前者に対する後者のメリットは、同期したい/したくないを後から変更・管理しやすい点です。
(FDMiSyncedFloatを使うと、何が同期対象なのか分かりづらくなってしまう、それだけです。好みで使ってください。)

今回は、GearLeverを同期対象とします。直接的な展開・格納状態(GearRetract)は同期せず各個で計算する形にします。

syncedFloatArray

  • Vehicle/Sync/InputPeripheralFDMiDatabusTerminalを配置します。
    • GearLeverFDMiDatabusTerminal配下のdataに自動設定されるよう設定します。
  • Vehicle/Sync/InputPeripheralの子にFDMiSyncedFloatArrayを配置します。

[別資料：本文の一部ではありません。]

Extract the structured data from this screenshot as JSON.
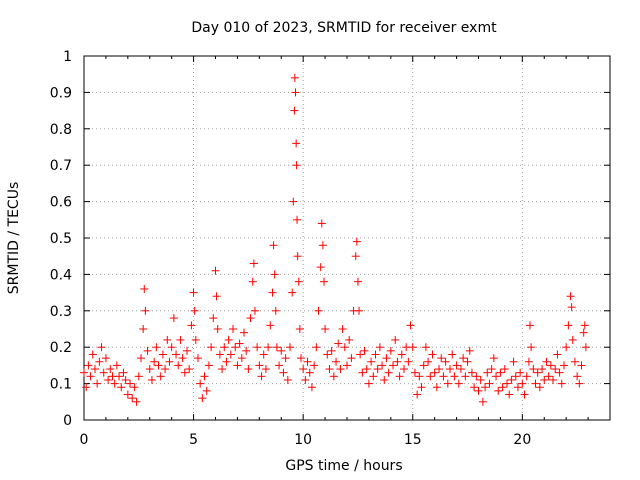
{
  "chart_data": {
    "type": "scatter",
    "title": "Day 010 of 2023, SRMTID for receiver exmt",
    "xlabel": "GPS time / hours",
    "ylabel": "SRMTID / TECUs",
    "xlim": [
      0,
      24
    ],
    "ylim": [
      0,
      1
    ],
    "xticks": [
      0,
      5,
      10,
      15,
      20
    ],
    "xtick_labels": [
      "0",
      "5",
      "10",
      "15",
      "20"
    ],
    "yticks": [
      0,
      0.1,
      0.2,
      0.3,
      0.4,
      0.5,
      0.6,
      0.7,
      0.8,
      0.9,
      1
    ],
    "ytick_labels": [
      "0",
      "0.1",
      "0.2",
      "0.3",
      "0.4",
      "0.5",
      "0.6",
      "0.7",
      "0.8",
      "0.9",
      "1"
    ],
    "grid": true,
    "marker": "+",
    "marker_color": "#ff0000",
    "series": [
      {
        "name": "SRMTID",
        "points": [
          [
            0.0,
            0.13
          ],
          [
            0.1,
            0.09
          ],
          [
            0.2,
            0.15
          ],
          [
            0.3,
            0.12
          ],
          [
            0.4,
            0.18
          ],
          [
            0.5,
            0.14
          ],
          [
            0.6,
            0.1
          ],
          [
            0.7,
            0.16
          ],
          [
            0.8,
            0.2
          ],
          [
            0.9,
            0.13
          ],
          [
            1.0,
            0.17
          ],
          [
            1.1,
            0.11
          ],
          [
            1.2,
            0.14
          ],
          [
            1.3,
            0.12
          ],
          [
            1.4,
            0.1
          ],
          [
            1.5,
            0.15
          ],
          [
            1.6,
            0.12
          ],
          [
            1.7,
            0.09
          ],
          [
            1.8,
            0.13
          ],
          [
            1.9,
            0.11
          ],
          [
            2.0,
            0.07
          ],
          [
            2.1,
            0.1
          ],
          [
            2.2,
            0.06
          ],
          [
            2.3,
            0.09
          ],
          [
            2.4,
            0.05
          ],
          [
            2.5,
            0.12
          ],
          [
            2.6,
            0.17
          ],
          [
            2.7,
            0.25
          ],
          [
            2.75,
            0.36
          ],
          [
            2.8,
            0.3
          ],
          [
            2.9,
            0.19
          ],
          [
            3.0,
            0.14
          ],
          [
            3.1,
            0.11
          ],
          [
            3.2,
            0.16
          ],
          [
            3.3,
            0.2
          ],
          [
            3.4,
            0.15
          ],
          [
            3.5,
            0.12
          ],
          [
            3.6,
            0.18
          ],
          [
            3.7,
            0.14
          ],
          [
            3.8,
            0.22
          ],
          [
            3.9,
            0.16
          ],
          [
            4.0,
            0.2
          ],
          [
            4.1,
            0.28
          ],
          [
            4.2,
            0.18
          ],
          [
            4.3,
            0.15
          ],
          [
            4.4,
            0.22
          ],
          [
            4.5,
            0.17
          ],
          [
            4.6,
            0.13
          ],
          [
            4.7,
            0.19
          ],
          [
            4.8,
            0.14
          ],
          [
            4.9,
            0.26
          ],
          [
            5.0,
            0.35
          ],
          [
            5.05,
            0.3
          ],
          [
            5.1,
            0.22
          ],
          [
            5.2,
            0.17
          ],
          [
            5.3,
            0.1
          ],
          [
            5.4,
            0.06
          ],
          [
            5.5,
            0.12
          ],
          [
            5.6,
            0.08
          ],
          [
            5.7,
            0.15
          ],
          [
            5.8,
            0.2
          ],
          [
            5.9,
            0.28
          ],
          [
            6.0,
            0.41
          ],
          [
            6.05,
            0.34
          ],
          [
            6.1,
            0.25
          ],
          [
            6.2,
            0.18
          ],
          [
            6.3,
            0.14
          ],
          [
            6.4,
            0.2
          ],
          [
            6.5,
            0.16
          ],
          [
            6.6,
            0.22
          ],
          [
            6.7,
            0.18
          ],
          [
            6.8,
            0.25
          ],
          [
            6.9,
            0.2
          ],
          [
            7.0,
            0.15
          ],
          [
            7.1,
            0.21
          ],
          [
            7.2,
            0.17
          ],
          [
            7.3,
            0.24
          ],
          [
            7.4,
            0.19
          ],
          [
            7.5,
            0.14
          ],
          [
            7.6,
            0.28
          ],
          [
            7.7,
            0.38
          ],
          [
            7.75,
            0.43
          ],
          [
            7.8,
            0.3
          ],
          [
            7.9,
            0.2
          ],
          [
            8.0,
            0.15
          ],
          [
            8.1,
            0.12
          ],
          [
            8.2,
            0.18
          ],
          [
            8.3,
            0.14
          ],
          [
            8.4,
            0.2
          ],
          [
            8.5,
            0.26
          ],
          [
            8.6,
            0.35
          ],
          [
            8.65,
            0.48
          ],
          [
            8.7,
            0.4
          ],
          [
            8.75,
            0.3
          ],
          [
            8.8,
            0.2
          ],
          [
            8.9,
            0.15
          ],
          [
            9.0,
            0.19
          ],
          [
            9.1,
            0.13
          ],
          [
            9.2,
            0.17
          ],
          [
            9.3,
            0.11
          ],
          [
            9.4,
            0.2
          ],
          [
            9.5,
            0.35
          ],
          [
            9.55,
            0.6
          ],
          [
            9.6,
            0.85
          ],
          [
            9.62,
            0.94
          ],
          [
            9.65,
            0.9
          ],
          [
            9.68,
            0.76
          ],
          [
            9.7,
            0.7
          ],
          [
            9.72,
            0.55
          ],
          [
            9.75,
            0.45
          ],
          [
            9.8,
            0.38
          ],
          [
            9.85,
            0.25
          ],
          [
            9.9,
            0.17
          ],
          [
            10.0,
            0.14
          ],
          [
            10.1,
            0.11
          ],
          [
            10.2,
            0.16
          ],
          [
            10.3,
            0.13
          ],
          [
            10.4,
            0.09
          ],
          [
            10.5,
            0.15
          ],
          [
            10.6,
            0.2
          ],
          [
            10.7,
            0.3
          ],
          [
            10.8,
            0.42
          ],
          [
            10.85,
            0.54
          ],
          [
            10.9,
            0.48
          ],
          [
            10.95,
            0.38
          ],
          [
            11.0,
            0.25
          ],
          [
            11.1,
            0.18
          ],
          [
            11.2,
            0.14
          ],
          [
            11.3,
            0.19
          ],
          [
            11.4,
            0.12
          ],
          [
            11.5,
            0.16
          ],
          [
            11.6,
            0.21
          ],
          [
            11.7,
            0.14
          ],
          [
            11.8,
            0.25
          ],
          [
            11.9,
            0.2
          ],
          [
            12.0,
            0.15
          ],
          [
            12.1,
            0.22
          ],
          [
            12.2,
            0.17
          ],
          [
            12.3,
            0.3
          ],
          [
            12.4,
            0.45
          ],
          [
            12.45,
            0.49
          ],
          [
            12.5,
            0.38
          ],
          [
            12.55,
            0.3
          ],
          [
            12.6,
            0.18
          ],
          [
            12.7,
            0.13
          ],
          [
            12.8,
            0.19
          ],
          [
            12.9,
            0.14
          ],
          [
            13.0,
            0.1
          ],
          [
            13.1,
            0.16
          ],
          [
            13.2,
            0.12
          ],
          [
            13.3,
            0.18
          ],
          [
            13.4,
            0.14
          ],
          [
            13.5,
            0.2
          ],
          [
            13.6,
            0.15
          ],
          [
            13.7,
            0.11
          ],
          [
            13.8,
            0.17
          ],
          [
            13.9,
            0.13
          ],
          [
            14.0,
            0.19
          ],
          [
            14.1,
            0.15
          ],
          [
            14.2,
            0.22
          ],
          [
            14.3,
            0.16
          ],
          [
            14.4,
            0.12
          ],
          [
            14.5,
            0.18
          ],
          [
            14.6,
            0.14
          ],
          [
            14.7,
            0.2
          ],
          [
            14.8,
            0.16
          ],
          [
            14.9,
            0.26
          ],
          [
            15.0,
            0.2
          ],
          [
            15.1,
            0.13
          ],
          [
            15.2,
            0.07
          ],
          [
            15.3,
            0.12
          ],
          [
            15.4,
            0.09
          ],
          [
            15.5,
            0.15
          ],
          [
            15.6,
            0.2
          ],
          [
            15.7,
            0.16
          ],
          [
            15.8,
            0.12
          ],
          [
            15.9,
            0.18
          ],
          [
            16.0,
            0.13
          ],
          [
            16.1,
            0.09
          ],
          [
            16.2,
            0.14
          ],
          [
            16.3,
            0.17
          ],
          [
            16.4,
            0.12
          ],
          [
            16.5,
            0.16
          ],
          [
            16.6,
            0.1
          ],
          [
            16.7,
            0.14
          ],
          [
            16.8,
            0.18
          ],
          [
            16.9,
            0.12
          ],
          [
            17.0,
            0.15
          ],
          [
            17.1,
            0.1
          ],
          [
            17.2,
            0.14
          ],
          [
            17.3,
            0.17
          ],
          [
            17.4,
            0.12
          ],
          [
            17.5,
            0.16
          ],
          [
            17.6,
            0.19
          ],
          [
            17.7,
            0.13
          ],
          [
            17.8,
            0.09
          ],
          [
            17.9,
            0.12
          ],
          [
            18.0,
            0.08
          ],
          [
            18.1,
            0.11
          ],
          [
            18.2,
            0.05
          ],
          [
            18.3,
            0.09
          ],
          [
            18.4,
            0.13
          ],
          [
            18.5,
            0.1
          ],
          [
            18.6,
            0.14
          ],
          [
            18.7,
            0.17
          ],
          [
            18.8,
            0.12
          ],
          [
            18.9,
            0.08
          ],
          [
            19.0,
            0.13
          ],
          [
            19.1,
            0.09
          ],
          [
            19.2,
            0.14
          ],
          [
            19.3,
            0.1
          ],
          [
            19.4,
            0.07
          ],
          [
            19.5,
            0.11
          ],
          [
            19.6,
            0.16
          ],
          [
            19.7,
            0.12
          ],
          [
            19.8,
            0.09
          ],
          [
            19.9,
            0.13
          ],
          [
            20.0,
            0.1
          ],
          [
            20.1,
            0.07
          ],
          [
            20.2,
            0.12
          ],
          [
            20.3,
            0.16
          ],
          [
            20.35,
            0.26
          ],
          [
            20.4,
            0.2
          ],
          [
            20.5,
            0.14
          ],
          [
            20.6,
            0.1
          ],
          [
            20.7,
            0.13
          ],
          [
            20.8,
            0.09
          ],
          [
            20.9,
            0.14
          ],
          [
            21.0,
            0.11
          ],
          [
            21.1,
            0.16
          ],
          [
            21.2,
            0.12
          ],
          [
            21.3,
            0.15
          ],
          [
            21.4,
            0.11
          ],
          [
            21.5,
            0.14
          ],
          [
            21.6,
            0.18
          ],
          [
            21.7,
            0.13
          ],
          [
            21.8,
            0.1
          ],
          [
            21.9,
            0.15
          ],
          [
            22.0,
            0.2
          ],
          [
            22.1,
            0.26
          ],
          [
            22.2,
            0.34
          ],
          [
            22.25,
            0.31
          ],
          [
            22.3,
            0.22
          ],
          [
            22.4,
            0.16
          ],
          [
            22.5,
            0.12
          ],
          [
            22.6,
            0.1
          ],
          [
            22.7,
            0.15
          ],
          [
            22.8,
            0.24
          ],
          [
            22.85,
            0.26
          ],
          [
            22.9,
            0.2
          ]
        ]
      }
    ]
  }
}
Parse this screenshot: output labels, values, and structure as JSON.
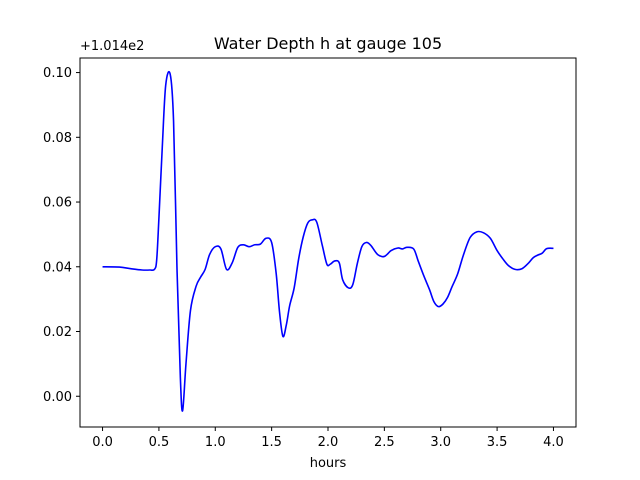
{
  "chart_data": {
    "type": "line",
    "title": "Water Depth h at gauge 105",
    "xlabel": "hours",
    "ylabel": "",
    "y_offset_label": "+1.014e2",
    "xlim": [
      -0.2,
      4.2
    ],
    "ylim": [
      -0.0095,
      0.1045
    ],
    "xticks": [
      0.0,
      0.5,
      1.0,
      1.5,
      2.0,
      2.5,
      3.0,
      3.5,
      4.0
    ],
    "xtick_labels": [
      "0.0",
      "0.5",
      "1.0",
      "1.5",
      "2.0",
      "2.5",
      "3.0",
      "3.5",
      "4.0"
    ],
    "yticks": [
      0.0,
      0.02,
      0.04,
      0.06,
      0.08,
      0.1
    ],
    "ytick_labels": [
      "0.00",
      "0.02",
      "0.04",
      "0.06",
      "0.08",
      "0.10"
    ],
    "grid": false,
    "series": [
      {
        "color": "#0000ff",
        "x": [
          0.0,
          0.15,
          0.25,
          0.35,
          0.42,
          0.46,
          0.48,
          0.5,
          0.53,
          0.56,
          0.6,
          0.63,
          0.66,
          0.69,
          0.71,
          0.74,
          0.78,
          0.83,
          0.87,
          0.91,
          0.95,
          1.0,
          1.05,
          1.1,
          1.15,
          1.2,
          1.25,
          1.3,
          1.35,
          1.4,
          1.45,
          1.5,
          1.54,
          1.57,
          1.6,
          1.63,
          1.66,
          1.7,
          1.74,
          1.78,
          1.82,
          1.86,
          1.9,
          1.95,
          1.99,
          2.02,
          2.06,
          2.1,
          2.13,
          2.18,
          2.22,
          2.26,
          2.3,
          2.34,
          2.38,
          2.44,
          2.5,
          2.56,
          2.62,
          2.66,
          2.7,
          2.76,
          2.8,
          2.85,
          2.9,
          2.94,
          2.98,
          3.02,
          3.06,
          3.1,
          3.15,
          3.2,
          3.26,
          3.32,
          3.38,
          3.44,
          3.5,
          3.55,
          3.6,
          3.66,
          3.72,
          3.78,
          3.82,
          3.86,
          3.9,
          3.94,
          4.0
        ],
        "y": [
          0.04,
          0.0399,
          0.0394,
          0.039,
          0.039,
          0.0392,
          0.042,
          0.055,
          0.077,
          0.096,
          0.0995,
          0.085,
          0.04,
          0.006,
          -0.0045,
          0.01,
          0.0265,
          0.034,
          0.0368,
          0.0392,
          0.0438,
          0.0462,
          0.0455,
          0.0392,
          0.0412,
          0.046,
          0.0468,
          0.0462,
          0.0468,
          0.047,
          0.0488,
          0.0475,
          0.038,
          0.026,
          0.0185,
          0.022,
          0.028,
          0.0335,
          0.0425,
          0.0492,
          0.0535,
          0.0545,
          0.0538,
          0.0465,
          0.0408,
          0.0408,
          0.0418,
          0.0412,
          0.036,
          0.0335,
          0.0345,
          0.041,
          0.0462,
          0.0475,
          0.0466,
          0.0438,
          0.0432,
          0.045,
          0.0458,
          0.0455,
          0.046,
          0.0455,
          0.0418,
          0.0372,
          0.033,
          0.0292,
          0.0277,
          0.0285,
          0.0305,
          0.0338,
          0.0378,
          0.0435,
          0.049,
          0.0508,
          0.0505,
          0.0488,
          0.045,
          0.0425,
          0.0404,
          0.0392,
          0.0394,
          0.0412,
          0.0428,
          0.0436,
          0.0442,
          0.0456,
          0.0457
        ]
      }
    ]
  }
}
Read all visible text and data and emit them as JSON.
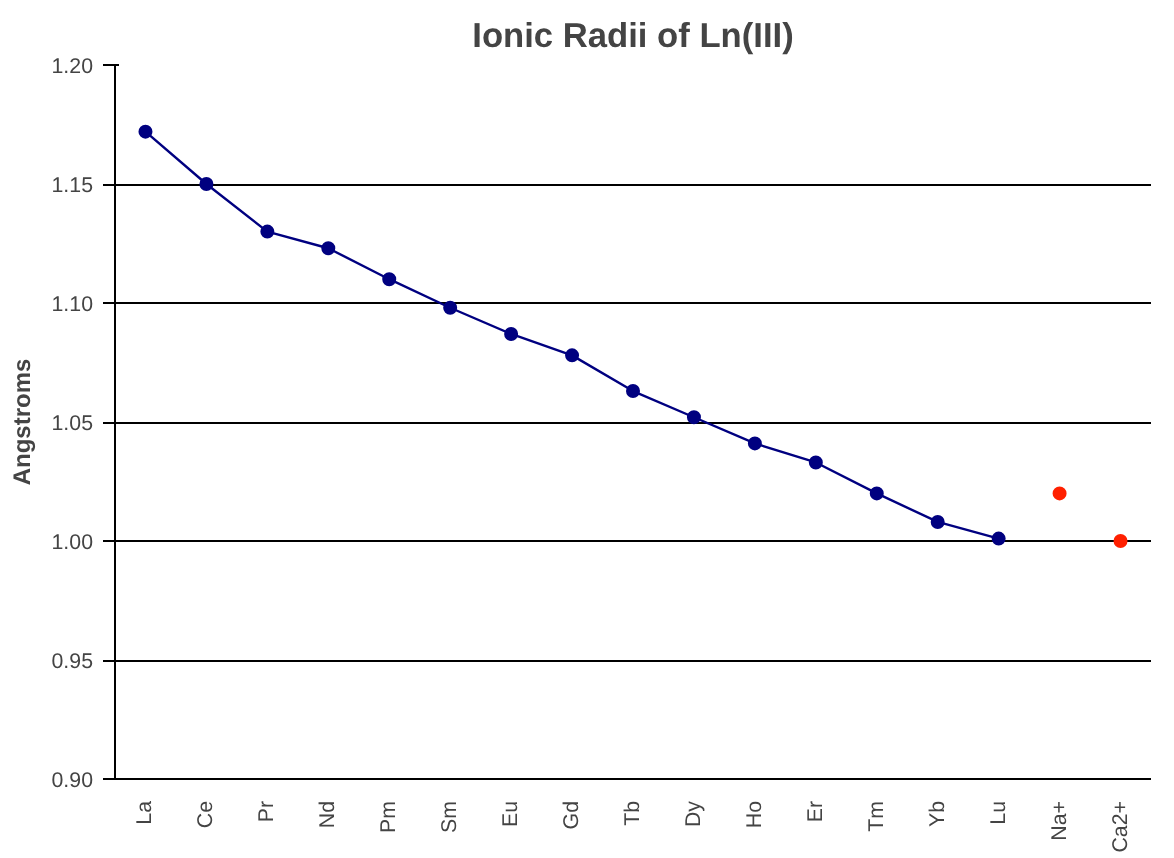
{
  "chart_data": {
    "type": "line",
    "title": "Ionic Radii of Ln(III)",
    "ylabel": "Angstroms",
    "categories": [
      "La",
      "Ce",
      "Pr",
      "Nd",
      "Pm",
      "Sm",
      "Eu",
      "Gd",
      "Tb",
      "Dy",
      "Ho",
      "Er",
      "Tm",
      "Yb",
      "Lu",
      "Na+",
      "Ca2+"
    ],
    "series": [
      {
        "color": "#000080",
        "values": [
          1.172,
          1.15,
          1.13,
          1.123,
          1.11,
          1.098,
          1.087,
          1.078,
          1.063,
          1.052,
          1.041,
          1.033,
          1.02,
          1.008,
          1.001,
          null,
          null
        ]
      },
      {
        "type": "scatter",
        "color": "#ff2000",
        "values": [
          null,
          null,
          null,
          null,
          null,
          null,
          null,
          null,
          null,
          null,
          null,
          null,
          null,
          null,
          null,
          1.02,
          1.0
        ]
      }
    ],
    "ylim": [
      0.9,
      1.2
    ],
    "yticks": [
      {
        "value": 0.9,
        "label": "0.90"
      },
      {
        "value": 0.95,
        "label": "0.95"
      },
      {
        "value": 1.0,
        "label": "1.00"
      },
      {
        "value": 1.05,
        "label": "1.05"
      },
      {
        "value": 1.1,
        "label": "1.10"
      },
      {
        "value": 1.15,
        "label": "1.15"
      },
      {
        "value": 1.2,
        "label": "1.20"
      }
    ],
    "grid": "y",
    "marker": "circle",
    "line_style": "solid"
  }
}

ここまでできたら、Unity上部メニューからFDMi/Setup All FDMi Componentsを選択し、自動設定を実行してください。 これで、脚の格納状態が同期されるようになります。

4.アニメーション デバッグ

ここまでで、アニメーションが設定されたかどうかのテストを簡潔に行う方法を解説します。 FDMi/Setup All FDMi Componentsを押した後、Unity上でPlayモードにします。

Playmode

  1. Vehicle/Data(自動生成されたFDMiData)からGearLeverを探します。
  2. FDMiFloatDataの数字を"0"⇒"1"にしてみます。
  3. ClientSimUdonHelperRun Custom Eventから"trigger"を押します
  4. ギアレバーの動作と、ギアの格納をチェックします。

ここで、ギアレバーの位置・回転量がずれていたり、ギア格納アニメーションの速度見てみます。
おかしい場合は、各項目にもどって、パラメータを確認します。